Keine Zeit für Familie
Milena Engels (Nicolette Krebitz) fliegt unterdessen viel im Flugzeug nach Nairobi, wo sie als Freiberuflerin ein Kulturprojekt betreut, das mit Bundesgeldern finanziert wird, weshalb sie für die Fortsetzung der Förderung fast genauso häufig im Ministerium vorsprechen muss. Sie hängt ununterbrochen am Telefon, nimmt die Familie kaum wahr. Was beim Sohn Jon (Julius Gause) nicht schwierig ist, er zieht sich die meiste Zeit in sein Zimmer zurück, wo er in den Tiefen eines VR-Spiels versinkt. Und seine Zwillingsschwester Frieda (Elke Biesendorfer) geht mit ihren Freunden bevorzugt auf Raves, wo man synthetische Drogen nimmt.
Ausgerechnet die bedröhnte Frieda ist es, die eines Tage entdeckt, dass die Haushälterin tot auf dem Küchenboden liegt. Herzinfarkt. Rasch soll eine neue Hilfe her. In Farrah (Tala Al-Deen), die vor fünf Jahren aus Syrien geflüchtet ist, findet die Familie eine Nachfolgerin.
Mit „Das Licht“ wollte Tykwer, wie im Vorfeld verlautete, an seinen Hit „Lola rennt“ von 1999 anknüpfen. Es ist allemal ein neuer Berlin-Film geworden, und wenn man so möchte, rennen auch jetzt die Protagonisten. Auf ihre je eigene Art laufen Tim, Milena, Frieda und Jon vor sich weg und stecken doch dabei fest.

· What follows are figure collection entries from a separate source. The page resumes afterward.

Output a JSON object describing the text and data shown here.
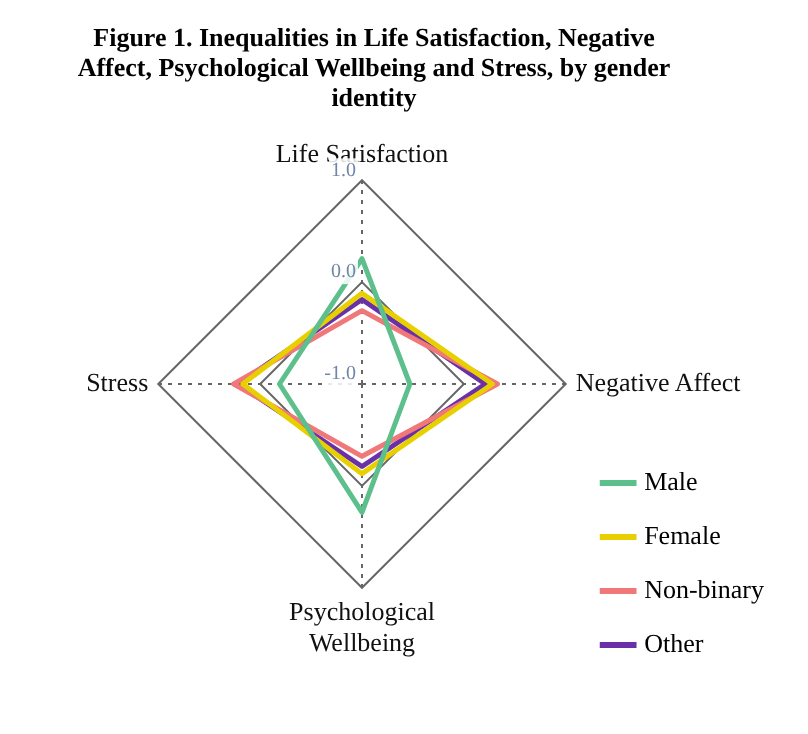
{
  "chart_data": {
    "type": "radar",
    "title": "Figure 1. Inequalities in Life Satisfaction, Negative Affect, Psychological Wellbeing and Stress, by gender identity",
    "categories": [
      "Life Satisfaction",
      "Negative Affect",
      "Psychological Wellbeing",
      "Stress"
    ],
    "series": [
      {
        "name": "Male",
        "color": "#5cbf8c",
        "values": [
          0.23,
          -0.53,
          0.26,
          -0.19
        ]
      },
      {
        "name": "Female",
        "color": "#e8d000",
        "values": [
          -0.11,
          0.28,
          -0.12,
          0.17
        ]
      },
      {
        "name": "Non-binary",
        "color": "#f07878",
        "values": [
          -0.28,
          0.33,
          -0.29,
          0.26
        ]
      },
      {
        "name": "Other",
        "color": "#6a30a8",
        "values": [
          -0.17,
          0.21,
          -0.19,
          0.22
        ]
      }
    ],
    "ylim": [
      -1,
      1
    ],
    "yticks": [
      {
        "value": -1,
        "label": "-1.0"
      },
      {
        "value": 0,
        "label": "0.0"
      },
      {
        "value": 1,
        "label": "1.0"
      }
    ],
    "grid": true,
    "legend": "bottom right",
    "marker": "none",
    "line_style": "solid"
  }
}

Allein Dio, der aus einer außerehelichen Liaison Milenas stammt, bringt eine andere Dynamik hinein und bietet Tykwer viel Gelegenheit, das choreografische Potenzial von Dios neuem Lieblingssong „Bohemian Rhapsody“ in Szene zu setzen.
Lichttherapie
Die größte Veränderung in dieser verfahrenen heimischen Lage bewirkt allerdings Farrah. Sie hat nicht bloß psychologische Kenntnisse, die sie bei den Engels einbringt, sie hat auch das Licht, dem der Film seinen Titel verdankt. Eine „Hochfrequenz-LED-Lampe“ lässt Lichtimpulse durch die geschlossenen Augenlider dringen und löst Prozesse aus, bei denen vom Körper das Halluzinogen Dimethyltryptamin, kurz DMT, ausgeschüttet wird. So geschieht es zumindest im Film. Der Apparat wird für die Handlung noch sehr wichtig, auch für Farrahs eigene ungelöste Nöte, die mit ihrer Flucht aus Syrien zu tun haben.

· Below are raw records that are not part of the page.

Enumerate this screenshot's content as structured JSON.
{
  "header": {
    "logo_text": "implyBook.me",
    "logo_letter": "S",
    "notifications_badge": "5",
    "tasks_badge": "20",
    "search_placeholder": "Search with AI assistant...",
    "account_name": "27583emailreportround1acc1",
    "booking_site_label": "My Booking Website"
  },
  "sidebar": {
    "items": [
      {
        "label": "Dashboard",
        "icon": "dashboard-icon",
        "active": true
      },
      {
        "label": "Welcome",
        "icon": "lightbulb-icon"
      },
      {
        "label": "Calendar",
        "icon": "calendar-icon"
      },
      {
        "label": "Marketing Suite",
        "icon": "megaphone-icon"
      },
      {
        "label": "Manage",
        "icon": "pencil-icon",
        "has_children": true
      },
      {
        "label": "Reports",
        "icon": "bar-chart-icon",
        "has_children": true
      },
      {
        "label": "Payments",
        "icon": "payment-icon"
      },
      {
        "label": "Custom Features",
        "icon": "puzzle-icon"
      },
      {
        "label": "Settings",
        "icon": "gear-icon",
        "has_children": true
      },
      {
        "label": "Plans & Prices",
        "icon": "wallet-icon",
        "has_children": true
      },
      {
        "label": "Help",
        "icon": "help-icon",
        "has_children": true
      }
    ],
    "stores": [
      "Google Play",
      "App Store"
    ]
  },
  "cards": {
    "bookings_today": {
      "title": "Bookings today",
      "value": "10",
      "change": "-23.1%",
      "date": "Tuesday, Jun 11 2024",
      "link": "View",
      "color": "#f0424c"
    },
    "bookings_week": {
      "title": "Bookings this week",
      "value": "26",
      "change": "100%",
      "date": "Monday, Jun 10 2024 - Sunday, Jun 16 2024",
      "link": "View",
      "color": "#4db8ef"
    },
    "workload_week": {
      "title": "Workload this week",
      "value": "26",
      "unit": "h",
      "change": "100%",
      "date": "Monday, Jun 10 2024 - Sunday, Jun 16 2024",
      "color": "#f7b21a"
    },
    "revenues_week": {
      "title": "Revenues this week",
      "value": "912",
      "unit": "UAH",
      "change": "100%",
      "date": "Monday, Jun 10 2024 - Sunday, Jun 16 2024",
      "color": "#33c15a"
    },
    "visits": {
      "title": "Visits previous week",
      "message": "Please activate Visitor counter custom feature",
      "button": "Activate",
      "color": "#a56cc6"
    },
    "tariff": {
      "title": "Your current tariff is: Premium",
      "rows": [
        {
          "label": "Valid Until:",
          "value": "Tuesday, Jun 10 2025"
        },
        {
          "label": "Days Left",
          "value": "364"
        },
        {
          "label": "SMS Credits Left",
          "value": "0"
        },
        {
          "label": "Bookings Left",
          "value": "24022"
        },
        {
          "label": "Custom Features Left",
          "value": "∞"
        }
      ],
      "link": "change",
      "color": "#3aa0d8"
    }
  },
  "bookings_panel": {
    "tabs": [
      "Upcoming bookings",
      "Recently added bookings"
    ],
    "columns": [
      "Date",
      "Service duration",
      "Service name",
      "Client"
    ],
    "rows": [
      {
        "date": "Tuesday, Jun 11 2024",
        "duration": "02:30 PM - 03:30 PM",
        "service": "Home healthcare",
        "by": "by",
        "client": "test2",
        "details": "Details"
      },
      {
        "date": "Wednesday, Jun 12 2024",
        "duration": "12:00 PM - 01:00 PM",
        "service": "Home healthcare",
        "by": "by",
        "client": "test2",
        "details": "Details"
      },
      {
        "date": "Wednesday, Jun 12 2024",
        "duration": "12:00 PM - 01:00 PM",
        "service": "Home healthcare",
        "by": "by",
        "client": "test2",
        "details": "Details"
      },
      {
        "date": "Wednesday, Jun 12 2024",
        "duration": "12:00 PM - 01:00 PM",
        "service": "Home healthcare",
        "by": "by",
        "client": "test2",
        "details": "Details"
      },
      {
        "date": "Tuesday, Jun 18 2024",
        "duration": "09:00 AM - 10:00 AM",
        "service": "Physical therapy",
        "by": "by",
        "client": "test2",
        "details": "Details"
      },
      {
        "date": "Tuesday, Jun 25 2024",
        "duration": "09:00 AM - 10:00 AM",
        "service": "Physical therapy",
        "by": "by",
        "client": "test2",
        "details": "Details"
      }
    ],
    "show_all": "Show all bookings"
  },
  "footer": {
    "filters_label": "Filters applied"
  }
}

14. 2., 18 Uhr, Uber Eats Music Hall
15. 2., 10 Uhr, HKW 1
15. 2., 20.30 Uhr, HdBF
16. 2., 20 Uhr, Thalia Potsdam
Tykwer hat sich viel vorgenommen und will nach eigenem Bekunden ganz bewusst, dass die Handlung in ihrer Fülle eher zu viel als zu wenig ist. Die Frage ist, ob er dafür eine Form gefunden hat, die daraus ein Erlebnis macht, das man sich mit Gewinn ansieht. Doch die Dialoge sind in ihrer ungefilterten Probleme-abkübel-Manier auf Dauer zu monoton, ganz selten schummelt sich ein Witz darunter, der zündet. Tykwer hat keine Angst vor Pathos oder Kitsch, und in dieser Hinsicht schreitet er auch diesmal mutig voran.